Dow JonesConstituent stocks have waxed and waned with each other. Nike (OF THE US) fell 1.53%; Amgen (AMGN-US) fell 1.34%; Johnson & Johnson (JNJ-US) fell 1.15%; Walgreens Alliance Boots (WBA-US) rose 2.27%; American Express (AXP-US) rose 2.21%.
half feeComponent stocks generally closed in the red. Qualcomm (QCOM-US) rose 0.60%; Huida (NVDA-US) fell 0.37%; Micron (MU-US) rose 1.16%; Applied Materials (AMAT-US) fell 4.02%; AMD (AMD-US) rose 0.66%; Deyi (TXN-US) rose 1.80%.
Taiwan stock ADRs all rose. TSMC ADR (TSM-US) rose 1.06%; ASE ADR (ASX-US) rose 0.12%; UMC ADR (UMC-US) rose 3.29%; Chunghwa Telecom ADR (CHT-US) rose 0.05%.
Corporate News
Alibaba (BABA-US) continued to fall 1.91% to $77.60 per share. Alibaba’s market value has fallen to about half that of rival Tencent Holdings. Alibaba announced on Thursday that it would not move forward with the spin-off of its huge cloud business, mainly due to uncertainty caused by U.S. export restrictions on artificial intelligence (AI) chips.
Applied Materials (AMAT-US) fell 4.02% to $148.59 per share. Applied Materials is under investigation by the U.S. Department of Justice for violating export controls with SMIC, China’s largest chip maker. It is reported that Yingcai shipped hundreds of millions of dollars worth of semiconductor equipment to SMIC without obtaining an export license.
Clothing manufacturer Gap(GPS-US) soared 30.58% to $17.85 per share, mainly due to signs that the company’s Old Navy brand is launching fashionable and hot-selling clothing while making progress in controlling inventory.
US discount retailer Ross Stores (ROST-US) jumped 7.22% to $128.82 per share. Ross Stores reported better-than-expected results and raised its forecast as consumers look for bargains to combat high inflation.

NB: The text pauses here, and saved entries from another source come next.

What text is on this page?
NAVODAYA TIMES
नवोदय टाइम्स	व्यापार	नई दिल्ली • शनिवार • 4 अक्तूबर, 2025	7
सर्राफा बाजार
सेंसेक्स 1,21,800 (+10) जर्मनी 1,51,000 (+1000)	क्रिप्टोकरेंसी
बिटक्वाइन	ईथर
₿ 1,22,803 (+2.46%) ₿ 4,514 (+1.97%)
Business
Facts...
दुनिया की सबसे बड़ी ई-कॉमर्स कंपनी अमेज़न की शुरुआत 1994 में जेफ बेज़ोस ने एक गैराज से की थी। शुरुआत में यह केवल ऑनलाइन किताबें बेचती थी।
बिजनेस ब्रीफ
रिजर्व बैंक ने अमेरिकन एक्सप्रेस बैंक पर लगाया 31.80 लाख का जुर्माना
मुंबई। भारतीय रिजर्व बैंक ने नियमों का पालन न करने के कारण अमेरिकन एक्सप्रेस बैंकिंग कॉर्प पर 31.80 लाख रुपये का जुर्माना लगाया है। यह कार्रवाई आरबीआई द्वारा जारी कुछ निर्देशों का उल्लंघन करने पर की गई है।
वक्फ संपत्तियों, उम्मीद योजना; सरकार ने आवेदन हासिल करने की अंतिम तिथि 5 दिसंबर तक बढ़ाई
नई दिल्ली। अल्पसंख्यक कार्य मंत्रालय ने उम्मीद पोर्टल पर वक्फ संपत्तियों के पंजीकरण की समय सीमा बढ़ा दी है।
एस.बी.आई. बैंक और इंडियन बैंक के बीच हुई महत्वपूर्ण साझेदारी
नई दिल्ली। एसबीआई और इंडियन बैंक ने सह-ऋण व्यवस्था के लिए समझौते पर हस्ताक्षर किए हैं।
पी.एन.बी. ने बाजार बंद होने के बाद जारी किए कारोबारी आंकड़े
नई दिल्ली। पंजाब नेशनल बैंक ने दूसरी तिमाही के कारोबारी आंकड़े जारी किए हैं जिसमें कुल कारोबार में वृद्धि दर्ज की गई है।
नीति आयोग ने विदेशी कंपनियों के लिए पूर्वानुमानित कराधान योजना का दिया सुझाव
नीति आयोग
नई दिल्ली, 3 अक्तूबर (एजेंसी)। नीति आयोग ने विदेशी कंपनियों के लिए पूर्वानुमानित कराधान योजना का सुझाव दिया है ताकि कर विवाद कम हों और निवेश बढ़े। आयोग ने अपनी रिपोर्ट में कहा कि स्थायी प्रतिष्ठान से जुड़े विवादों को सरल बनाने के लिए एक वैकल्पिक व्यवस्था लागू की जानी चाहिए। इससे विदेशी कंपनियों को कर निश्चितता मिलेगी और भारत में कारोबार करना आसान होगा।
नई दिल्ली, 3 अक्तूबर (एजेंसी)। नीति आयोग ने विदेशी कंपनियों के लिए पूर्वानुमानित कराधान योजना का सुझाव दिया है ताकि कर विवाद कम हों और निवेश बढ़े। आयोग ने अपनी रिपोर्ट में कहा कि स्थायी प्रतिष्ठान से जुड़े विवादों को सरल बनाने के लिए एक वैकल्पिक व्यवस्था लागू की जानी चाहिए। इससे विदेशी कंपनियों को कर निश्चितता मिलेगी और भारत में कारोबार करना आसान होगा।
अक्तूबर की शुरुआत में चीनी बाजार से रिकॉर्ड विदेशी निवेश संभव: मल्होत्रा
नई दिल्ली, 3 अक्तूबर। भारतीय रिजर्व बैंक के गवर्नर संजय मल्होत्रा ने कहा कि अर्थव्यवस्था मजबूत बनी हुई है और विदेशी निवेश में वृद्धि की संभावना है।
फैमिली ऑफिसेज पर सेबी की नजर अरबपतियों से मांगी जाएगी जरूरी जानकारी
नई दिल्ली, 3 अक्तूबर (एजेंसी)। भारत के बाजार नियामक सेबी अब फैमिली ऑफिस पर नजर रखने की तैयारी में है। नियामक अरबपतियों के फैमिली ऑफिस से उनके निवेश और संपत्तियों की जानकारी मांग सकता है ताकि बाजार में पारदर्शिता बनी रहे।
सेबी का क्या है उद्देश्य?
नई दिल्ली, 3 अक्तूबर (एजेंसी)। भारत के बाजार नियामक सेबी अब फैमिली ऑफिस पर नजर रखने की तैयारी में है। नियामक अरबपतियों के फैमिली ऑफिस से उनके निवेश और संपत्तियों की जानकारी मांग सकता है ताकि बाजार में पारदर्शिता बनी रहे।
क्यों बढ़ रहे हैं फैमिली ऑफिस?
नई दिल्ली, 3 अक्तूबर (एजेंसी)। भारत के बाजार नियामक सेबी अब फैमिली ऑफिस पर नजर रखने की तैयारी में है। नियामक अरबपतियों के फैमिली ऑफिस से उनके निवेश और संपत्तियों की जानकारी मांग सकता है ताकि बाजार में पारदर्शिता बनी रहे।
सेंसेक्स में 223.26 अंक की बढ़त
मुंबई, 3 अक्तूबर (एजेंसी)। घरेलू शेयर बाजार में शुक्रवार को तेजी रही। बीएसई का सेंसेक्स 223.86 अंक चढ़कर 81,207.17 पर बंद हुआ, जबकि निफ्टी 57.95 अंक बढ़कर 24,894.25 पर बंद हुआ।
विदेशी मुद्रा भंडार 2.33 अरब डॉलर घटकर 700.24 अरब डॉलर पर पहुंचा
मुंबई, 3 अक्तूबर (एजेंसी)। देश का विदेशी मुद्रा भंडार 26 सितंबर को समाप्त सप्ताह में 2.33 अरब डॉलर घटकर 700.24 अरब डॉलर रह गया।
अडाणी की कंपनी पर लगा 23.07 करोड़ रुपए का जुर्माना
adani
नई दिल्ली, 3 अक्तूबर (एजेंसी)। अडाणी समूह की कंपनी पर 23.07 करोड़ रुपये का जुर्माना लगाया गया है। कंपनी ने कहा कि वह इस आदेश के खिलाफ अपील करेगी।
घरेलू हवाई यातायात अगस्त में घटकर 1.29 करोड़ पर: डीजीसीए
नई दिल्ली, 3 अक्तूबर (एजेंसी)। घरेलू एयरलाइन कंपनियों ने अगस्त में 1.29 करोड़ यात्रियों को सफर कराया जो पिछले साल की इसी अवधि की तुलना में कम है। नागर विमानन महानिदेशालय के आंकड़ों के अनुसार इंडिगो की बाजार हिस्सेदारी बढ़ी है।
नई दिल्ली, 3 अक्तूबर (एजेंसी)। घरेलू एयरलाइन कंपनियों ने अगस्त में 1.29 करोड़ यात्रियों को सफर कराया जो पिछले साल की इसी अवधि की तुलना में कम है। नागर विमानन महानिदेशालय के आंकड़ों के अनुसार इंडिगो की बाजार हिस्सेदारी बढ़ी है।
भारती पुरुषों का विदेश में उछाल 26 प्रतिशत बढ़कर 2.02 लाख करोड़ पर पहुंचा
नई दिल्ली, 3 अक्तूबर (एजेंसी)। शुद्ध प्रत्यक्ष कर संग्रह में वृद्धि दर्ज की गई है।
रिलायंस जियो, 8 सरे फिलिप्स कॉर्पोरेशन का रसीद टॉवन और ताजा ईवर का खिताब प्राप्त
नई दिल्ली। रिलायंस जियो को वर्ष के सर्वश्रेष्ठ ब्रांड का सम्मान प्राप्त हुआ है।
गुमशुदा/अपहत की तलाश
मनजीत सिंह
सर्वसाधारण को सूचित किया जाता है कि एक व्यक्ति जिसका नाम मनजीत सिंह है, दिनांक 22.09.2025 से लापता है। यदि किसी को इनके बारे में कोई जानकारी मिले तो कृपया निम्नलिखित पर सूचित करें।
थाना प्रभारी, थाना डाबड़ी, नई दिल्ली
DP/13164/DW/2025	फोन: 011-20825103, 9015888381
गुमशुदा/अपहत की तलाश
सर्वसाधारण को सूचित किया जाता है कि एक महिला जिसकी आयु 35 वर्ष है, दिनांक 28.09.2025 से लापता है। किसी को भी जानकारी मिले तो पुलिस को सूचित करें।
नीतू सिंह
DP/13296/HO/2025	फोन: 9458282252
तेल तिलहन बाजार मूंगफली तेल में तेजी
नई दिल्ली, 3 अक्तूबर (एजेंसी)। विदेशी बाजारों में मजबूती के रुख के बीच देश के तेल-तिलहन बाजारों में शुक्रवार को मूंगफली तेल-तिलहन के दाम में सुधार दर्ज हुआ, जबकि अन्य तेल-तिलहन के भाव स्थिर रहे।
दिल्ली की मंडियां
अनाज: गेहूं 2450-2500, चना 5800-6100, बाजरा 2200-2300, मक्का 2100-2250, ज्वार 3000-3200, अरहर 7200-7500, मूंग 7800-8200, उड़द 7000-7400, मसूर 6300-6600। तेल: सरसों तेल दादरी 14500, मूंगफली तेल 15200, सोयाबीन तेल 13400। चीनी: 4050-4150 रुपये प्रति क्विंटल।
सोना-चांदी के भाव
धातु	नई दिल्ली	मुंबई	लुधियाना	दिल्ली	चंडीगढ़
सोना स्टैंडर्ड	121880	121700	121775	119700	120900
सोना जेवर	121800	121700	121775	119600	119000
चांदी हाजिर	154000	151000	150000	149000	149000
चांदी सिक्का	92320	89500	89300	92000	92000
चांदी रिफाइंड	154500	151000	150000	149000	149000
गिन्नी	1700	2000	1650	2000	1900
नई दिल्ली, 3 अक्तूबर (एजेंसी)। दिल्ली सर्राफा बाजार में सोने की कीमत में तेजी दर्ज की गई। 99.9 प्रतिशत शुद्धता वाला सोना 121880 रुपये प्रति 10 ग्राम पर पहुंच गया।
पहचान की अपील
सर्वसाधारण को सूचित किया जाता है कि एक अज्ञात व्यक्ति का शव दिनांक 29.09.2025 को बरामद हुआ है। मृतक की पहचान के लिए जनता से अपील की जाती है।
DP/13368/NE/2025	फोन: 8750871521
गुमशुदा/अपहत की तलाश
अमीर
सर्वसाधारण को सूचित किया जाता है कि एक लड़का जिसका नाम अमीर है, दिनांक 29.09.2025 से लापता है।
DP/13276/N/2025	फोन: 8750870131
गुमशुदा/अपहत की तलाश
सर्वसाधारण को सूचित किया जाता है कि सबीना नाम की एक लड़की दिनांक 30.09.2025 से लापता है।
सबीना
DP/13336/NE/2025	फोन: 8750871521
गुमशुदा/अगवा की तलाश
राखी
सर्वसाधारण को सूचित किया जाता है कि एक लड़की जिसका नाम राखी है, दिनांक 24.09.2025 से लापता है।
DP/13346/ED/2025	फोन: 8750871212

ChargePoint (CHPT-US) fell 35.46% to $2.02 per share after the company announced preliminary third-quarter results that showed revenue plummeted to $108 million, far worse than the lower end of expectations of $150 million. Additionally, ChargePoint announced that its CEO and CFO are stepping down.
Wall Street Analysis
Jan Hatzius, chief economist at Goldman Sachs, said: “Slowing inflation will continue, consumer spending will continue to grow even though excess savings are about to be exhausted, and financial conditions are expected to tighten sharply as the Fed remains higher for a long time. Interest rate action is expected to slow business activity. Such a downturn could lead to a snowballing of layoffs, ultimately creating a vicious cycle that could lead to a recession.”
Dan Ives, a well-known analyst at Wedbush, believes: “As the wave of artificial intelligence spending sweeps across the broader technology industry, the new technology bull market has now begun, and technology stocks will be primed for strong performance in 2024.”
Sonal Desai, chief investment officer of Franklin Templeton’s fixed income team, warned: “The bond market has risen too high and too fast this week. The market is priced beyond the range of a perfect soft landing, inflation risks do remain, and there is not enough data to support next year.” interest rate cut.”
The figures are all updated before the deadline, please refer to the actual quotation.